The fact that a pristine area rich in artifacts is now widely known will inevitably draw pothunters and "jerks" who trash archaeological sites. There's the pity.
If that shoe doesn't fit, why get your knickers in a bunch?
I have my own bone to pick with academia excluding amatuers (anyone without an institutional grant) from archaeology, or for that matter, paleontology, to a great extent. I'm a geologist, but I can't pick up a tooth on federal land, despite being a professional, despite the fact that, if reported, the fossil will probably be destroyed by the same forces which brought it out of the strata in which it was entombed. I'd rather see it in a shoebox under some kid's bed, well revered, than washed down the creek to oblivion. At least there is a chance it will be studied someday. All this prohibition has done is squelch the budding enthusiasm of the next generation of archaeologists, paleontologists, and geologists. It makes for an unwieldy crop of couch potatoes who think surfing the web is a replacement for being there.
Do I feel this site area is the holiest of holies? No, it is just the abandoned trash and belongings of the previous residents.
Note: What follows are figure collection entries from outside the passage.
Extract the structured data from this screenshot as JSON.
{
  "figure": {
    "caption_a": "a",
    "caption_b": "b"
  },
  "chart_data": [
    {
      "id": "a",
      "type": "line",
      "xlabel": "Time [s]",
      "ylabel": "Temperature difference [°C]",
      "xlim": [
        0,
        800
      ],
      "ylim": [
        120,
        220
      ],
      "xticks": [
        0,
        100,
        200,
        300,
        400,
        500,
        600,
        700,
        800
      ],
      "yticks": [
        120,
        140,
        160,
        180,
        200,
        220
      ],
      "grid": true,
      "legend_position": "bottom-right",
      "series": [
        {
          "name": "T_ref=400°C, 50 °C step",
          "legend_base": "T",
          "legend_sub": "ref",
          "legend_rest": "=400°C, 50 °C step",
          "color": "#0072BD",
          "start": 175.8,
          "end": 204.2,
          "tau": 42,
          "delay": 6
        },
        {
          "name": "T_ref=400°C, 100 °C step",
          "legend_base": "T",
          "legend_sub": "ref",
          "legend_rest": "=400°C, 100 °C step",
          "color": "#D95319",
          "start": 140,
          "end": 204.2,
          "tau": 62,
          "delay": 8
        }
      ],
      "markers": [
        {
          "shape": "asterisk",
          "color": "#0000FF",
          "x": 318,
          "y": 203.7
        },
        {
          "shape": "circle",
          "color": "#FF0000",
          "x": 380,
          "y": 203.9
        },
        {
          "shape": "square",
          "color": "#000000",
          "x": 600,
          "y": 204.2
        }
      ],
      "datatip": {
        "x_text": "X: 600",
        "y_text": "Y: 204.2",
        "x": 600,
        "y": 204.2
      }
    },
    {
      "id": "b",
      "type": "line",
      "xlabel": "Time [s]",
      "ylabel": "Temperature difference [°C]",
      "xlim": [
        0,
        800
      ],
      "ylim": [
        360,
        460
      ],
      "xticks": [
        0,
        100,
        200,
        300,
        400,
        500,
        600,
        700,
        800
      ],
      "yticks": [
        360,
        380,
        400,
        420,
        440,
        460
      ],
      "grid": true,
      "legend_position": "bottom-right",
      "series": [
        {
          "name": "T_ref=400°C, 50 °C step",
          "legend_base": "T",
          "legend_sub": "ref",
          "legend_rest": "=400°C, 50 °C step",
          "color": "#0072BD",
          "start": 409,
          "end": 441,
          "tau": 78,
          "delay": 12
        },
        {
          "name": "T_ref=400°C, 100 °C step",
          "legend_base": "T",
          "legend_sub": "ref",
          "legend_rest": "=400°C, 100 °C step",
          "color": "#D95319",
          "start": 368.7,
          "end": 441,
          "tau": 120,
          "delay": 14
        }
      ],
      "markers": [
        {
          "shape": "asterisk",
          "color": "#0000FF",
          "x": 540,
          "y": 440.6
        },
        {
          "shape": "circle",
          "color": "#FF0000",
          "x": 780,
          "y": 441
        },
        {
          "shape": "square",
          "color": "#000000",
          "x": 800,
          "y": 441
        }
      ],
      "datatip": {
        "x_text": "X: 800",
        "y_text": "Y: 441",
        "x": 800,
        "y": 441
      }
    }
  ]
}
Not much holy about a trash pit.
Do I think that some knowledge could be gleaned there? Perhaps some insight might be gained if people don't loot the place. The best way to keep that from happening is to keep the lid on the location.
I got my start picking up arrowheads in a tobacco field with my grandfather. Hardly an undisturbed site. Most places have felt the plow, and have lost a great deal of significance as archaeological sites go. This one, apparently has not.
On our survey (with the Federal Government. Oh my, imagine this), we had high school kids from the local school come out and spend a day with each of our survey crews. A few REALLY got into it, and others were more like couch potatoes.
We also invited local metal detector 'amateurs' out to help us with a portion of the Park that had Civil War remains. They really helped us find some very interesting artifacts that our surface survey would not have found. Each crew also had a volunteer who was an amateur. One guy was in his late 60s but he kept up with us 20 year olds no problem. He just had a profound interest in the subject and was one of the best workers as a result. No formal training whatsoever. We all loved him.
As archaeologists we also recorded a number of fossils in the arroyo beds, even though strictly speaking they were more the purview of geology than archaeology. But as with most things we mapped its location (on a topo and using GPS) and details about it, but left it as we found it.
Why someone would go out of their way to destroy such things is beyond me--just to get back at 'academia'? What a stupid reason. You might as well go spray paint some graffitti on a Police Station or something equally intelligent.
Makes me ashamed to share the title 'Freeper' with such a person.
I truely did not mean to direct it at you!
All this prohibition has done is squelch the budding enthusiasm of the next generation of archaeologists, paleontologists, and geologists.
You state things in much more mature way!